Но еды, хоть и простой, хватало — все свое. Собранный урожай картошки ссыпали в подвал через специальное отверстие в своде, которое летом служило вентиляцией. Часть морковки, свеклы, редьки хранили в земляной траншее, так как урожай в подвале не помещался, — зимой сверху снега побольше набрасывали, весной откапывали — все как свеженькое. Яблоки — в плетеных коробках (плетушках) в поросячьей закуте, пересыпанные соломой, ели их до весны. Поросенок тут же квартировал, у него еще и утепленный домик в углу имелся на случай морозов. Откармливали его до тех пор, пока уже на ноги встать не мог. Кур в хозяйстве было бессчетное количество и, конечно, корова. Капусту квасили бочками, помидоры, огурцы. Бочки к заготовкам замачивали в ручье, чтоб набухли и не протекали, пропаривали, овощи в них придавливали сверху плоскими камнями, прокипяченными в чугунке на металлической печке, стоящей в палисаднике. На этой печке варили и варенье из слив, малины, смородины, потом опускали в подвал в эмалированных кастрюлях и ведрах. Стеклянные банки были в дефиците — в них закрывали немного вишневого и сливового компота для девки (для меня). Яблоки, груши и малину бабушка еще и сушила. Варенье на уличных печках на Подмарке уваривалось долго, до коричневого цвета зернышка; запахи в вареньевый сезон доносились по речке, наверное, до соседних сел: сладкий малиновый, кисловатый сливовый и головокружительный вишневый. Крупная и сладкая вишня росла у дядь Вани с теть Машей, мы у них немного выменивали на сливы — сливы у нас были хороши и много! Из них варили повидло, густое, как мармелад. А Костюхины запасались вишней на зиму в непомерных масштабах — мне так казалось, потому что вишневый запах витал у их дома недели две. Вместе с тучами ос. Зато мне удавалось полакомиться пенкой — теть Маша сама звала из-за кустов дяди-Пашиного сада, и я мчалась к ним с тарелкой и ложкой!
Яблонь в нашем саду росло 12. Два штрифеля, антоновка, скрижапель и лимоновка. Яблони в возрасте, старинные сорта. Скрижапель — сорт очень поздний, лежкий, сладкий и жесткий, как камень. Яблочки некрупные, зеленоватые, зато мороженые хороши, соком захлебнуться можно. Лимоновка (бабуля называла ее алимоновка) — ранняя, похожа на белый налив, но с лимонным запахом, урожайная — дерево плодами просто усыпано. Мы из нее повидло варили. Два пепина, уэлси и две бельфлер-китайки — гораздо моложе, их посадили после отмены налога на плодовые деревья.
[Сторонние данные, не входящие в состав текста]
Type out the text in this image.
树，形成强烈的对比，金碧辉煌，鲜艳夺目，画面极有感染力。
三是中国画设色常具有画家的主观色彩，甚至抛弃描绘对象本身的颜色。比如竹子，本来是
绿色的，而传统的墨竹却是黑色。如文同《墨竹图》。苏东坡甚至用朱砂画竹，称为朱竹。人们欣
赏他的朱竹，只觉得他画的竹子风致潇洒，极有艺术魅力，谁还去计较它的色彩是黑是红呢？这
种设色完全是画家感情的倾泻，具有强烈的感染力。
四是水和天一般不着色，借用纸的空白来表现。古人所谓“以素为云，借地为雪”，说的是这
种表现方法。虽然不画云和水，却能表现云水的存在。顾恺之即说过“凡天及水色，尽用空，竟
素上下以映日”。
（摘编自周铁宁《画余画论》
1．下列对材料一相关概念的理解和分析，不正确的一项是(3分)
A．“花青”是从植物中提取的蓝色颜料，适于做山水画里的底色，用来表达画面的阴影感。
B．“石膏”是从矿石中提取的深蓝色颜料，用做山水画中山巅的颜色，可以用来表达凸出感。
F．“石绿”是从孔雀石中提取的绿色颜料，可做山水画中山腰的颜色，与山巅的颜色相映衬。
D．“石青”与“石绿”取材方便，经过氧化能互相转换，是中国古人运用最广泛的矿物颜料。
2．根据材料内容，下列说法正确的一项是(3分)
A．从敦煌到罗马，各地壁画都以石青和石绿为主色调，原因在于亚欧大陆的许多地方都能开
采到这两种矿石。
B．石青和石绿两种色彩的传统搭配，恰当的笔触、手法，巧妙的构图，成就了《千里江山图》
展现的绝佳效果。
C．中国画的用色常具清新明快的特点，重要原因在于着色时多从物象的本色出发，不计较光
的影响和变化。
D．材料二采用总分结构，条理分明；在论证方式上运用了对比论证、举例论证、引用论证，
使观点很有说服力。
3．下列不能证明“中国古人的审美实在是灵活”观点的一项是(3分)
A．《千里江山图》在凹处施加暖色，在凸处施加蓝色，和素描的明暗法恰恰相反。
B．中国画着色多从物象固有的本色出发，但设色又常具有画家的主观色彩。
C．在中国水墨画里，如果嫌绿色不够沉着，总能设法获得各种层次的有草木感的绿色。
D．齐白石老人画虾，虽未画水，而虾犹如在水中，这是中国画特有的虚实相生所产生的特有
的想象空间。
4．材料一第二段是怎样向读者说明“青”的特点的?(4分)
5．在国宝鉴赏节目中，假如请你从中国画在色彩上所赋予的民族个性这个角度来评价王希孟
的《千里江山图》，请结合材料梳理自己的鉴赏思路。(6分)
Существовал такой налог, поэтому большую часть сада, разведенного дедом, в войну спилили на дрова. Пять яблонь оставили, да еще две у ручья: анисовку и коричневку. Бабушка от них перед сборщиками налогов открещивалась — типа они дички, сами выросли, и мы ими не пользуемся. Самое вкусное яблоко, по мне, — бельфлер-китайка. «Белль флер» с французского — белый цветок. Оно крупное, с нежными розовыми полосками, белая сочная мякоть и неповторимый аромат. В прошлом году купила на рынке два килограмма — нет, не такие… Уэлси все чахла, яблоки на ней плохо рождались, я их и не запомнила. Старая грушенка росла у дровяного сарая, какая-то Красавица, сладкая, ароматная, но на хранение не годилась, нужно было побыстрее съедать. В саду дяди Павла обсыпались плодами бергамоты — крупные, зеленые, округлые, ветки одного дерева прямо к нам во двор свешивались. Груши вкуснее тоже не знаю: сладкие, сочные; с макушки, перезревшие, какие не достать, шмякались на землю и расшибались вдрызг. Дядя Паша, живя с нами по соседству, садом занимался: трава скошена, приствольные кружки вскопаны, стволы побелены, деревья обработаны от вредителей. Еще любил экспериментировать — прививал на дички разные сорта яблонь, у него на одном дереве по два сорта плодоносили. Без него сад запустили…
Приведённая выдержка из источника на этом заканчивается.